Bilecik Merkez’de “aile hekimi” olarak görev yapmakta olan üyemiz, Sendikamız Genel Sağlık İş’in aldığı kararlar doğrultusunda 18.02.2022, 14.03.2022 ve 15.06.2022 tarihlerinde iş bırakma eylemlerine katılmıştır. Belirtilen tarihlerde iş bırakma eylemlerine katılmasının ardından üyemizin Temmuz 2022 dönemi maaşından, iş bırakma eylemine katılmış olduğu tüm günler nedeniyle kesinti yapılmıştır. Üyemizin, Sendikamızı durumdan haberdar etmesi üzerine, üyemiz için “yapılan kesintilerin iadesi” talebini içeren 3 ayrı dilekçe hazırlanarak, idareye vermesi sağlanmıştır. Söz konusu 3 haklı talebe rağmen idare tarafından hiçbir şekilde yanıt verilmeyerek, talepler zımnen reddedilmiştir.
Haklı 3 talebe de yanıt verilmeyerek, başvuruların zımnen reddedilmesi üzerine, üyemize hukuki destek verilmiş, yapılan maaş kesintilerinin üyemize iadesinin sağlanması için Sakarya 2. İdare Mahkemesi’nde 3 ayrı dava açılmıştır.
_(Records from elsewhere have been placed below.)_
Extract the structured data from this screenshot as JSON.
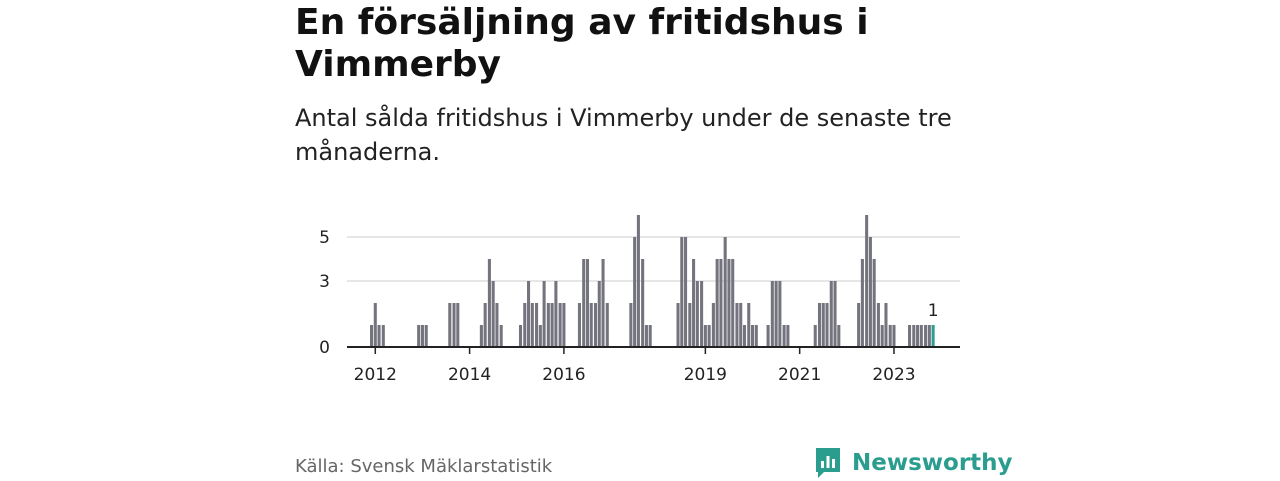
{
  "header": {
    "title": "En försäljning av fritidshus i Vimmerby",
    "subtitle": "Antal sålda fritidshus i Vimmerby under de senaste tre månaderna."
  },
  "footer": {
    "source": "Källa: Svensk Mäklarstatistik",
    "brand": "Newsworthy"
  },
  "colors": {
    "bar": "#74747e",
    "highlight": "#2a9d8f",
    "grid": "#dddddd",
    "axis": "#222222",
    "brand": "#2a9d8f"
  },
  "icons": {
    "brand_logo": "newsworthy-logo-icon"
  },
  "chart_data": {
    "type": "bar",
    "title": "En försäljning av fritidshus i Vimmerby",
    "subtitle": "Antal sålda fritidshus i Vimmerby under de senaste tre månaderna.",
    "x_tick_labels": [
      "2012",
      "2014",
      "2016",
      "2019",
      "2021",
      "2023"
    ],
    "x_tick_positions": [
      2012,
      2014,
      2016,
      2019,
      2021,
      2023
    ],
    "xlim": [
      2011.4,
      2024.4
    ],
    "y_ticks": [
      0,
      3,
      5
    ],
    "ylim": [
      0,
      6
    ],
    "grid": true,
    "highlight": {
      "x": 2023.83,
      "value": 1,
      "label": "1"
    },
    "x": [
      2011.92,
      2012.0,
      2012.08,
      2012.17,
      2012.92,
      2013.0,
      2013.08,
      2013.58,
      2013.67,
      2013.75,
      2014.25,
      2014.33,
      2014.42,
      2014.5,
      2014.58,
      2014.67,
      2015.08,
      2015.17,
      2015.25,
      2015.33,
      2015.42,
      2015.5,
      2015.58,
      2015.67,
      2015.75,
      2015.83,
      2015.92,
      2016.0,
      2016.33,
      2016.42,
      2016.5,
      2016.58,
      2016.67,
      2016.75,
      2016.83,
      2016.92,
      2017.42,
      2017.5,
      2017.58,
      2017.67,
      2017.75,
      2017.83,
      2018.42,
      2018.5,
      2018.58,
      2018.67,
      2018.75,
      2018.83,
      2018.92,
      2019.0,
      2019.08,
      2019.17,
      2019.25,
      2019.33,
      2019.42,
      2019.5,
      2019.58,
      2019.67,
      2019.75,
      2019.83,
      2019.92,
      2020.0,
      2020.08,
      2020.33,
      2020.42,
      2020.5,
      2020.58,
      2020.67,
      2020.75,
      2021.33,
      2021.42,
      2021.5,
      2021.58,
      2021.67,
      2021.75,
      2021.83,
      2022.25,
      2022.33,
      2022.42,
      2022.5,
      2022.58,
      2022.67,
      2022.75,
      2022.83,
      2022.92,
      2023.0,
      2023.33,
      2023.42,
      2023.5,
      2023.58,
      2023.67,
      2023.75,
      2023.83
    ],
    "values": [
      1,
      2,
      1,
      1,
      1,
      1,
      1,
      2,
      2,
      2,
      1,
      2,
      4,
      3,
      2,
      1,
      1,
      2,
      3,
      2,
      2,
      1,
      3,
      2,
      2,
      3,
      2,
      2,
      2,
      4,
      4,
      2,
      2,
      3,
      4,
      2,
      2,
      5,
      6,
      4,
      1,
      1,
      2,
      5,
      5,
      2,
      4,
      3,
      3,
      1,
      1,
      2,
      4,
      4,
      5,
      4,
      4,
      2,
      2,
      1,
      2,
      1,
      1,
      1,
      3,
      3,
      3,
      1,
      1,
      1,
      2,
      2,
      2,
      3,
      3,
      1,
      2,
      4,
      6,
      5,
      4,
      2,
      1,
      2,
      1,
      1,
      1,
      1,
      1,
      1,
      1,
      1,
      1
    ]
  }
}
Açılan davalarda yapılan yargılamalar sonucunda Sakarya 2. İdare Mahkemesi tarafından verilen kararlarda, “Sendika hakkına ilişkin olarak Anayasa'nın 51. maddesinin ikinci fıkrasında sayılan sınırlandırmaların, Anayasa'nın 13. maddesinin güvencesinde olan demokratik toplum düzeninin gerekleri ve ölçülülük ilkeleriyle bağdaşıp bağdaşmadığı konusunda bir değerlendirme yapılması gerekmektedir.
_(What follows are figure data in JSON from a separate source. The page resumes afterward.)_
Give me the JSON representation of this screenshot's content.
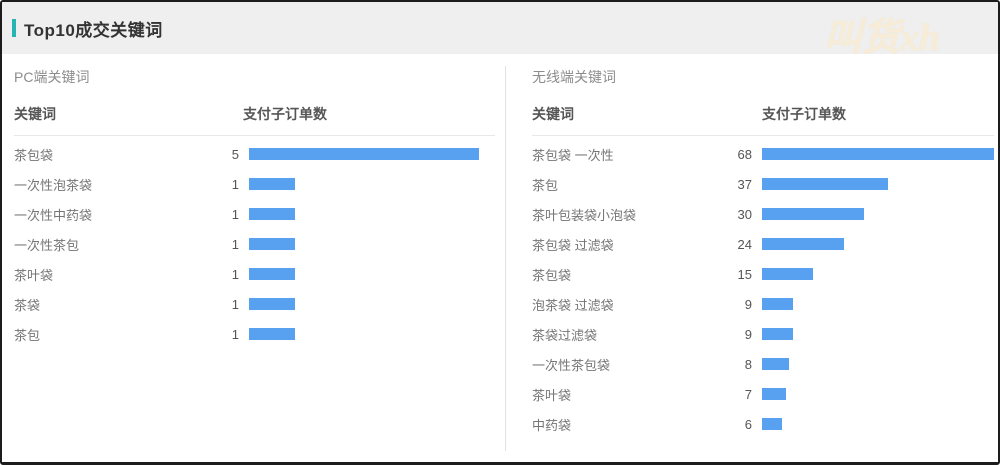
{
  "header": {
    "title": "Top10成交关键词",
    "accent_color": "#29b4b4",
    "watermark": "叫货xh",
    "background": "#efefef"
  },
  "colors": {
    "bar": "#57a1f0",
    "frame_border": "#1c1c1c",
    "divider": "#e2e2e2"
  },
  "chart_data": [
    {
      "type": "bar",
      "orientation": "horizontal",
      "title": "PC端关键词",
      "columns": [
        "关键词",
        "支付子订单数"
      ],
      "categories": [
        "茶包袋",
        "一次性泡茶袋",
        "一次性中药袋",
        "一次性茶包",
        "茶叶袋",
        "茶袋",
        "茶包"
      ],
      "values": [
        5,
        1,
        1,
        1,
        1,
        1,
        1
      ],
      "value_axis_max": 5,
      "grid": false,
      "legend": "none"
    },
    {
      "type": "bar",
      "orientation": "horizontal",
      "title": "无线端关键词",
      "columns": [
        "关键词",
        "支付子订单数"
      ],
      "categories": [
        "茶包袋 一次性",
        "茶包",
        "茶叶包装袋小泡袋",
        "茶包袋 过滤袋",
        "茶包袋",
        "泡茶袋 过滤袋",
        "茶袋过滤袋",
        "一次性茶包袋",
        "茶叶袋",
        "中药袋"
      ],
      "values": [
        68,
        37,
        30,
        24,
        15,
        9,
        9,
        8,
        7,
        6
      ],
      "value_axis_max": 68,
      "grid": false,
      "legend": "none"
    }
  ]
}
Uyuşmazlık konusu olayda, davacının, kamu görevlisi sıfatıyla üyesi bulunduğu sendikanın yetkili kurullarınca alınan kararlara uyarak sendikal eylemlere katılmak amacıyla göreve gelmediği niteliği ve süresi de dikkate alındığında süreklilik arz etmediği anlaşıldığından, bu fiilin çalışma hayatında, gerek uluslararası sözleşmelerde gerekse ulusal mevzuatta yerini bulan sendikal faaliyet kapsamında değerlendirilmesi ve bu bakımdan sendikal faaliyet kapsamında işe gelmemenin haklı bir mazeret olarak kabulü gerektiğinden, davacının başvurusu üzerine işe gitmediği gerekçesiyle temmuz ayı maaşından yapılan kesintinin davalı idarece iade edilmesi gerekmekteyken bunun aksine başvurunun zımnen reddine ilişkin dava konusu işlemde hukuka uyarlık bulunmadığı sonucuna varılmıştır.
Öte yandan, dava konusu işlemin hukuka aykırı olduğu anlaşıldığından, Anayasanın 125. maddesi uyarınca davacının aylığından kesilen tutarın başvuru tarihinden itibaren işlemeye başlayacak yasal faiziyle birlikte davalı idarece davacıya ödenmesi gerekmektedir.” denilerek, dava konusu işlemin iptaline, tazmin isteminin kabulüne, üyemizin işe gitmediği gerekçesiyle Temmuz ayı maaşından yapılan kesintinin, yasal faiziyle birlikte üyemize ödenmesine karar verilmiştir. BÖYLECE HAKLI 3 TALEBİMİZE YANIT VERME ZAHMETİ DAHİ GÖSTERMEYEN İDARE HEZİMETE UĞRARKEN, SENDİKAMIZ 3 YENİ ZAFER KAZANMIŞTIR!
Sağlık emekçileri, “emeklerinin karşılığını alamazken, bu nedenle, iş bırakma eylemleri yapılıp, emeklerinin karşılığını alabilmek adına mücadele verirken, hukuka aykırılıkları dile getirirken”, diğer yandan da, haksız idari işlemlere / disiplin cezalarına ve maaş kesintilerine maruz bırakılmaktadırlar. Fakat gerek haksız idari işlemlere, gerekse de, hukuka aykırı disiplin cezalarına maruz kalan üyelerimiz YALNIZ DEĞİLDİR. Bunun örneği, geçmişte çok fazla kez görülmüş olup, “Sendikamız Genel Sağlık-İş, daima üyelerinin yanındadır.” Genel Sağlık-İş Genel Başkanımız Dr. Derya Uğur, sendikamızın hukuk mücadelesini her zaman vereceğini, Genel Sağlık-İş, üyelerinin, idarenin hukuka aykırı idari işlemleri altında ezilmesine asla izin vermeyeceklerini” ifade etmiştir.